While Christie and the state government unions are locked in contract negotiations, the 18-month moratorium on layoffs agreed to by Corzine -- and criticized by Christie -- is set to expire. Corzine reopened contract negotiations with the unions in spring 2009 and got the unions to agree to take 10 furlough days and to defer their third-year 4 percent raise for 18 months until January 1, 2011, in exchange for an agreement that there would be no layoffs during that period.
Christie’s privatization commission, headed by former Republican Congressman Richard Zimmer and noticeable for its lack of union representation, already has presented its report, and Christie’s current-year budget anticipates partial-year salary savings from the elimination of up to 2,000 jobs, including the prominent elimination of at least 135 jobs through the planned privatization of New Jersey public radio and TV.

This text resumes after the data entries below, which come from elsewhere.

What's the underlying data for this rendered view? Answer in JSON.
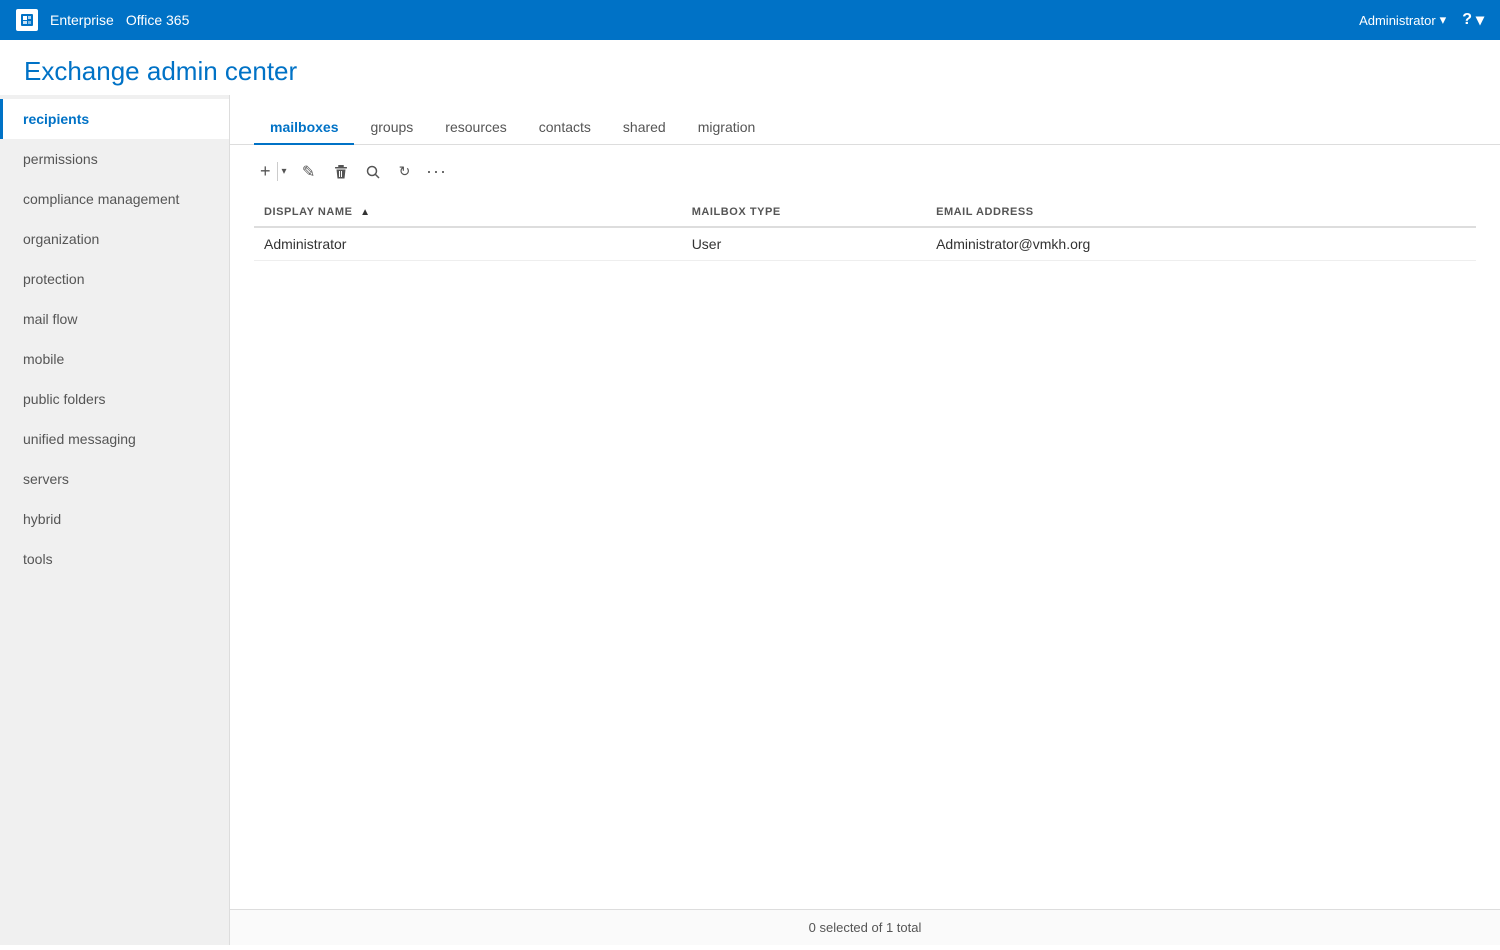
{
  "topbar": {
    "logo_alt": "Office logo",
    "product1": "Enterprise",
    "product2": "Office 365",
    "user": "Administrator",
    "help": "?"
  },
  "page": {
    "title": "Exchange admin center"
  },
  "sidebar": {
    "items": [
      {
        "id": "recipients",
        "label": "recipients",
        "active": true
      },
      {
        "id": "permissions",
        "label": "permissions",
        "active": false
      },
      {
        "id": "compliance-management",
        "label": "compliance management",
        "active": false
      },
      {
        "id": "organization",
        "label": "organization",
        "active": false
      },
      {
        "id": "protection",
        "label": "protection",
        "active": false
      },
      {
        "id": "mail-flow",
        "label": "mail flow",
        "active": false
      },
      {
        "id": "mobile",
        "label": "mobile",
        "active": false
      },
      {
        "id": "public-folders",
        "label": "public folders",
        "active": false
      },
      {
        "id": "unified-messaging",
        "label": "unified messaging",
        "active": false
      },
      {
        "id": "servers",
        "label": "servers",
        "active": false
      },
      {
        "id": "hybrid",
        "label": "hybrid",
        "active": false
      },
      {
        "id": "tools",
        "label": "tools",
        "active": false
      }
    ]
  },
  "tabs": [
    {
      "id": "mailboxes",
      "label": "mailboxes",
      "active": true
    },
    {
      "id": "groups",
      "label": "groups",
      "active": false
    },
    {
      "id": "resources",
      "label": "resources",
      "active": false
    },
    {
      "id": "contacts",
      "label": "contacts",
      "active": false
    },
    {
      "id": "shared",
      "label": "shared",
      "active": false
    },
    {
      "id": "migration",
      "label": "migration",
      "active": false
    }
  ],
  "toolbar": {
    "add_label": "+",
    "dropdown_label": "▾",
    "edit_icon": "✎",
    "delete_icon": "🗑",
    "search_icon": "🔍",
    "refresh_icon": "↻",
    "more_icon": "···"
  },
  "table": {
    "columns": [
      {
        "id": "display-name",
        "label": "DISPLAY NAME",
        "sortable": true,
        "sorted": true
      },
      {
        "id": "mailbox-type",
        "label": "MAILBOX TYPE",
        "sortable": false
      },
      {
        "id": "email-address",
        "label": "EMAIL ADDRESS",
        "sortable": false
      }
    ],
    "rows": [
      {
        "display_name": "Administrator",
        "mailbox_type": "User",
        "email_address": "Administrator@vmkh.org"
      }
    ]
  },
  "statusbar": {
    "text": "0 selected of 1 total"
  }
}
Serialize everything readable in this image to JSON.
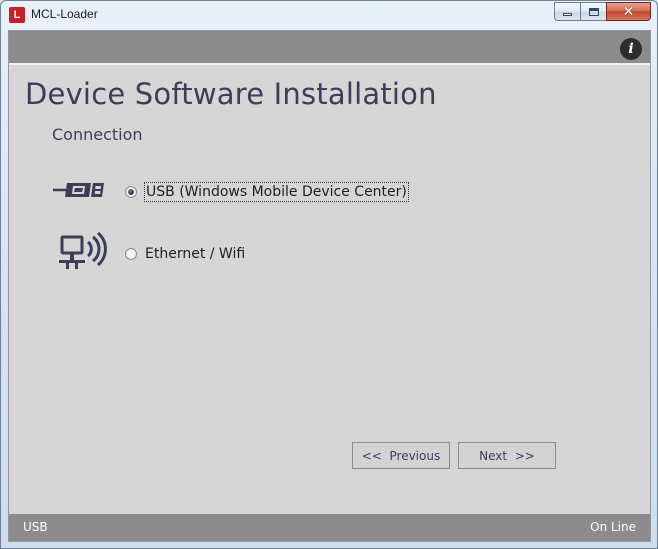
{
  "window": {
    "title": "MCL-Loader",
    "app_icon_letter": "L"
  },
  "header": {
    "title": "Device Software Installation",
    "subtitle": "Connection"
  },
  "options": [
    {
      "label": "USB  (Windows Mobile Device Center)",
      "icon": "usb-icon",
      "selected": true
    },
    {
      "label": "Ethernet / Wifi",
      "icon": "network-wifi-icon",
      "selected": false
    }
  ],
  "buttons": {
    "previous": "<<  Previous",
    "next": "Next  >>"
  },
  "status": {
    "connection_type": "USB",
    "state": "On Line"
  },
  "colors": {
    "bar_gray": "#8c8c8c",
    "panel": "#d6d6d6",
    "heading": "#3c3d59",
    "app_icon_red": "#c8202a"
  }
}
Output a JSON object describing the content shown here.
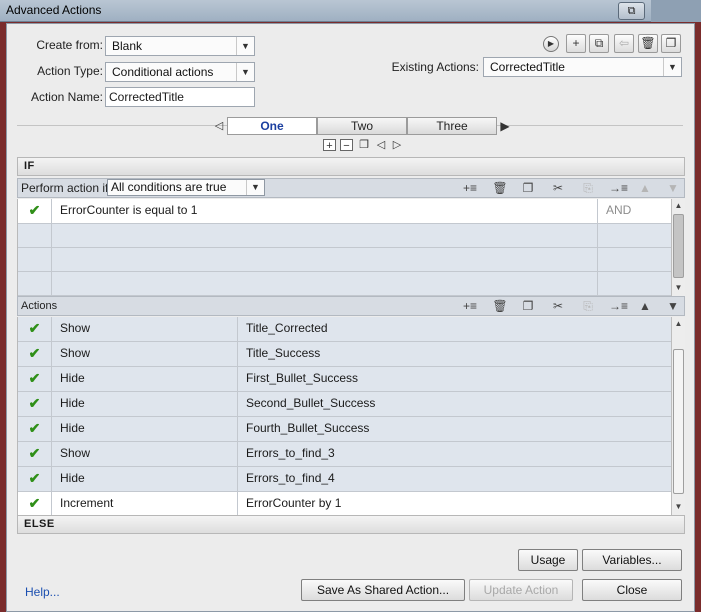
{
  "window": {
    "title": "Advanced Actions",
    "restore_icon": "⧉"
  },
  "form": {
    "create_from_label": "Create from:",
    "create_from_value": "Blank",
    "action_type_label": "Action Type:",
    "action_type_value": "Conditional actions",
    "action_name_label": "Action Name:",
    "action_name_value": "CorrectedTitle",
    "existing_actions_label": "Existing Actions:",
    "existing_actions_value": "CorrectedTitle"
  },
  "toolbar_icons": {
    "preview": "▶",
    "add": "+",
    "duplicate": "⧉",
    "import": "⇦",
    "delete": "🗑",
    "copy": "❐"
  },
  "tabs": [
    {
      "label": "One",
      "active": true
    },
    {
      "label": "Two",
      "active": false
    },
    {
      "label": "Three",
      "active": false
    }
  ],
  "tab_controls": {
    "add": "+",
    "remove": "−",
    "copy": "❐",
    "prev": "◁",
    "next": "▷",
    "play": "▶",
    "scroll_left": "◁"
  },
  "if_section": {
    "header": "IF",
    "perform_label": "Perform action if:",
    "condition_mode": "All conditions are true",
    "toolbar": {
      "insert": "+≡",
      "delete": "🗑",
      "copy": "❐",
      "cut": "✂",
      "paste": "⎘",
      "indent": "→≡",
      "up": "▲",
      "down": "▼"
    },
    "conditions": [
      {
        "checked": true,
        "text": "ErrorCounter     is equal to     1",
        "op": "AND"
      },
      {
        "checked": false,
        "text": "",
        "op": ""
      },
      {
        "checked": false,
        "text": "",
        "op": ""
      },
      {
        "checked": false,
        "text": "",
        "op": ""
      }
    ]
  },
  "actions_section": {
    "header": "Actions",
    "rows": [
      {
        "checked": true,
        "action": "Show",
        "target": "Title_Corrected"
      },
      {
        "checked": true,
        "action": "Show",
        "target": "Title_Success"
      },
      {
        "checked": true,
        "action": "Hide",
        "target": "First_Bullet_Success"
      },
      {
        "checked": true,
        "action": "Hide",
        "target": "Second_Bullet_Success"
      },
      {
        "checked": true,
        "action": "Hide",
        "target": "Fourth_Bullet_Success"
      },
      {
        "checked": true,
        "action": "Show",
        "target": "Errors_to_find_3"
      },
      {
        "checked": true,
        "action": "Hide",
        "target": "Errors_to_find_4"
      },
      {
        "checked": true,
        "action": "Increment",
        "target": "ErrorCounter     by     1"
      }
    ]
  },
  "else_section": {
    "header": "ELSE"
  },
  "buttons": {
    "usage": "Usage",
    "variables": "Variables...",
    "save_shared": "Save As Shared Action...",
    "update": "Update Action",
    "close": "Close",
    "help": "Help..."
  },
  "colors": {
    "accent": "#1b3fa0",
    "check": "#2f8f18",
    "row_bg": "#dfe5ed"
  }
}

It would not be surprising if Christie sought to link contract givebacks to layoff numbers during negotiations, as Corzine did when he reopened negotiations on the state employee contracts in 2009 and agreed to the no-layoff pledge.

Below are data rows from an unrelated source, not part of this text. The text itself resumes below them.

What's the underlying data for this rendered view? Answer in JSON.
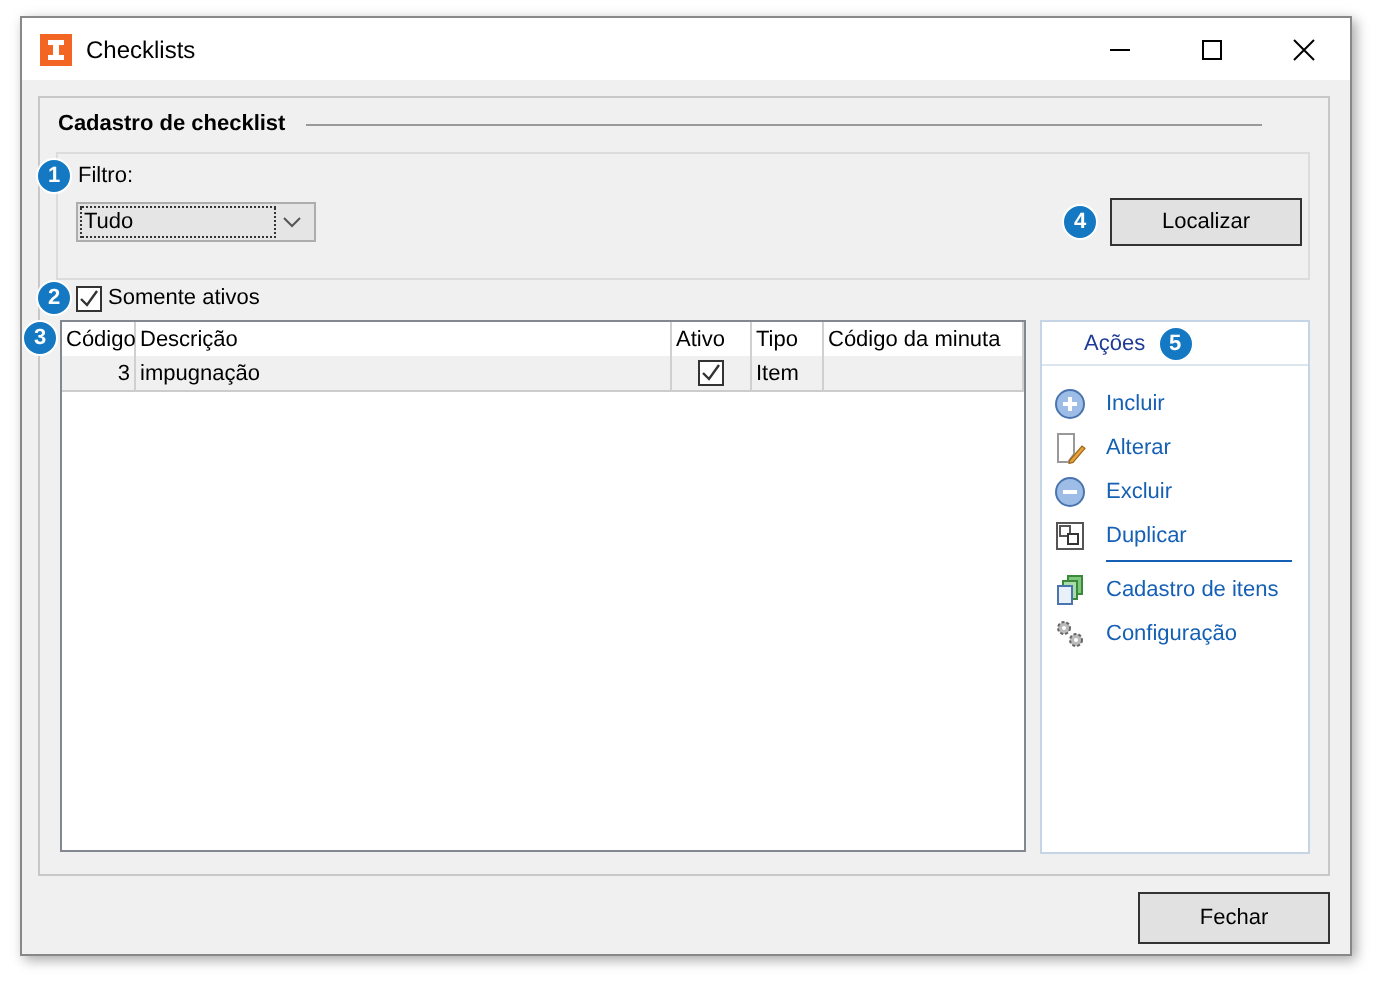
{
  "window": {
    "title": "Checklists"
  },
  "group_title": "Cadastro de checklist",
  "filter": {
    "marker": "1",
    "label": "Filtro:",
    "value": "Tudo"
  },
  "only_active": {
    "marker": "2",
    "label": "Somente ativos",
    "checked": true
  },
  "search_button": {
    "marker": "4",
    "label": "Localizar"
  },
  "table": {
    "marker": "3",
    "columns": [
      "Código",
      "Descrição",
      "Ativo",
      "Tipo",
      "Código da minuta"
    ],
    "rows": [
      {
        "code": "3",
        "description": "impugnação",
        "active": true,
        "type": "Item",
        "minute_code": ""
      }
    ]
  },
  "actions_panel": {
    "title": "Ações",
    "marker": "5",
    "actions": [
      {
        "label": "Incluir"
      },
      {
        "label": "Alterar"
      },
      {
        "label": "Excluir"
      },
      {
        "label": "Duplicar"
      }
    ],
    "more_actions": [
      {
        "label": "Cadastro de itens"
      },
      {
        "label": "Configuração"
      }
    ]
  },
  "close_button": "Fechar"
}
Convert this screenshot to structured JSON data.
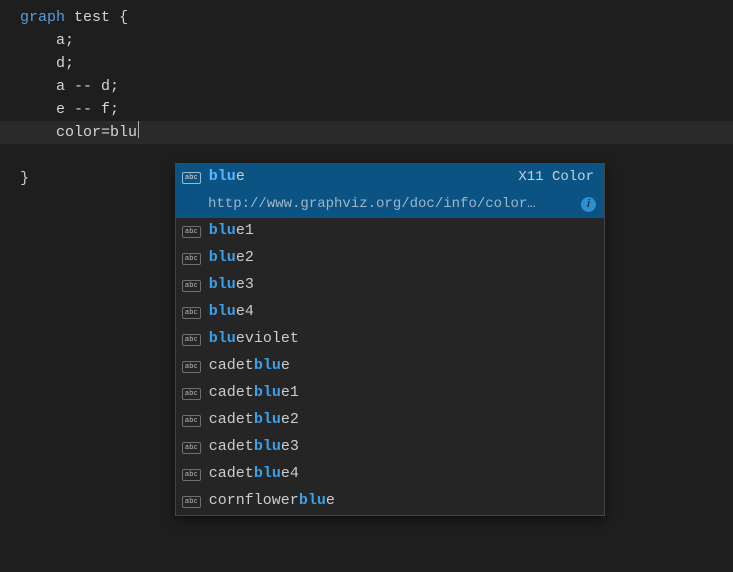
{
  "code": {
    "keyword": "graph",
    "graphName": "test",
    "openBrace": "{",
    "closeBrace": "}",
    "lines": {
      "l1": "a;",
      "l2": "d;",
      "l3": "a -- d;",
      "l4": "e -- f;",
      "l5_attr": "color=",
      "l5_typed": "blu"
    }
  },
  "suggest": {
    "selected": {
      "pre": "blu",
      "post": "e",
      "kind": "X11 Color",
      "detailUrl": "http://www.graphviz.org/doc/info/color…"
    },
    "items": [
      {
        "pre": "blu",
        "post": "e1"
      },
      {
        "pre": "blu",
        "post": "e2"
      },
      {
        "pre": "blu",
        "post": "e3"
      },
      {
        "pre": "blu",
        "post": "e4"
      },
      {
        "pre": "blu",
        "post": "eviolet"
      },
      {
        "preText": "cadet",
        "match": "blu",
        "post": "e"
      },
      {
        "preText": "cadet",
        "match": "blu",
        "post": "e1"
      },
      {
        "preText": "cadet",
        "match": "blu",
        "post": "e2"
      },
      {
        "preText": "cadet",
        "match": "blu",
        "post": "e3"
      },
      {
        "preText": "cadet",
        "match": "blu",
        "post": "e4"
      },
      {
        "preText": "cornflower",
        "match": "blu",
        "post": "e"
      }
    ],
    "iconText": "abc",
    "infoGlyph": "i"
  }
}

However, Christie already faces a current-year budget shortfall of more than $200 million due to Congress’ failure this summer to fully fund the expanded Medicaid payments to the states and is facing a major shortfall in his upcoming budget. Christie’s school aid and municipal aid cuts forced thousands of layoffs by school districts and local governments, and if Christie decides to seek midyear state government layoffs, the CWA, which represents white-collar bureaucrats, may be more vulnerable than AFSCME, whose social workers and direct care workers in institutions for the mentally ill and the developmentally disabled are hard to replace. Similarly, it would be more difficult to cut State Police and Corrections officers represented by the public safety unions.
Christie said this morning while making the rounds of the morning talk shows that he would be releasing a package of pension and benefits reform proposals next week. Christie and his treasurer, Andrew Sidamon-Eristoff, have been working for months on a package of proposals to fix the $45.6 billion unfunded liability in the pension system for retired teachers and state government workers and the $68.9 billion unfunded liability for retiree health care benefits under a state law providing free health care for life after 25 years of government service.

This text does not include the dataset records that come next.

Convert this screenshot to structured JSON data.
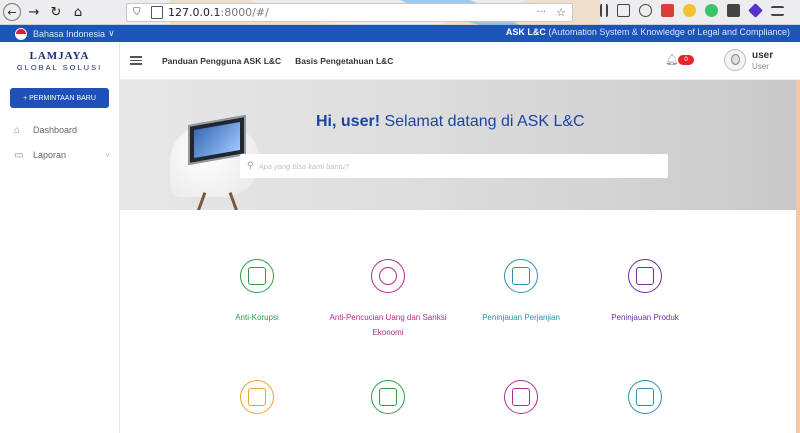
{
  "browser": {
    "url_host": "127.0.0.1",
    "url_path": ":8000/#/"
  },
  "app_header": {
    "language": "Bahasa Indonesia",
    "language_caret": "∨",
    "app_name": "ASK L&C",
    "app_tagline": " (Automation System & Knowledge of Legal and Compliance)"
  },
  "sidebar": {
    "logo_line1": "LAMJAYA",
    "logo_line2": "GLOBAL SOLUSI",
    "new_request_button": "+ PERMINTAAN BARU",
    "items": [
      {
        "label": "Dashboard",
        "icon": "home-icon"
      },
      {
        "label": "Laporan",
        "icon": "report-icon",
        "has_chevron": true
      }
    ]
  },
  "navbar": {
    "links": [
      "Panduan Pengguna ASK L&C",
      "Basis Pengetahuan L&C"
    ],
    "notification_count": "0",
    "user_name": "user",
    "user_role": "User"
  },
  "hero": {
    "greeting_bold": "Hi, user!",
    "greeting_rest": " Selamat datang di ASK L&C",
    "search_placeholder": "Apa yang bisa kami bantu?"
  },
  "tiles": [
    {
      "label": "Anti-Korupsi",
      "color": "#2e9c49"
    },
    {
      "label": "Anti-Pencucian Uang dan Sanksi Ekonomi",
      "color": "#b02d8c"
    },
    {
      "label": "Peninjauan Perjanjian",
      "color": "#2f8fae"
    },
    {
      "label": "Peninjauan Produk",
      "color": "#6e2ea0"
    },
    {
      "label": "",
      "color": "#e7a62a"
    },
    {
      "label": "",
      "color": "#2e9c49"
    },
    {
      "label": "",
      "color": "#b02d8c"
    },
    {
      "label": "",
      "color": "#2f8fae"
    }
  ]
}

The only meaningful way to cut the size of the state’s liability for pension and retiree health benefits is to seek legislation reducing benefits to current retirees. Christie will find it harder to find Democratic votes for that option than he did to change the pension rules for newly hired workers, and he faces a substantial legal hurdle in a 1997 New Jersey law and a large body of court precedent establishing the "non-forfeitability" of promised pension benefits as a "property right" under the federal and state constitutions.
Still, the states of Colorado, Minnesota and South Dakota all passed laws cutting promised cost-of-living increases to their retirees on the basis of economic emergency, which gives Christie a political precedent.
“Nothing this governor would do would surprise us,” says Steve Wollmer, communications director for the NJEA, whose teacher retirees make up the largest group in the pension and retiree health benefits systems.
Whatever the governor or the public employee unions do next, one thing is certain. If the past eight months are any sort of any indicator, the toughest -- and loudest -- fights are still to come.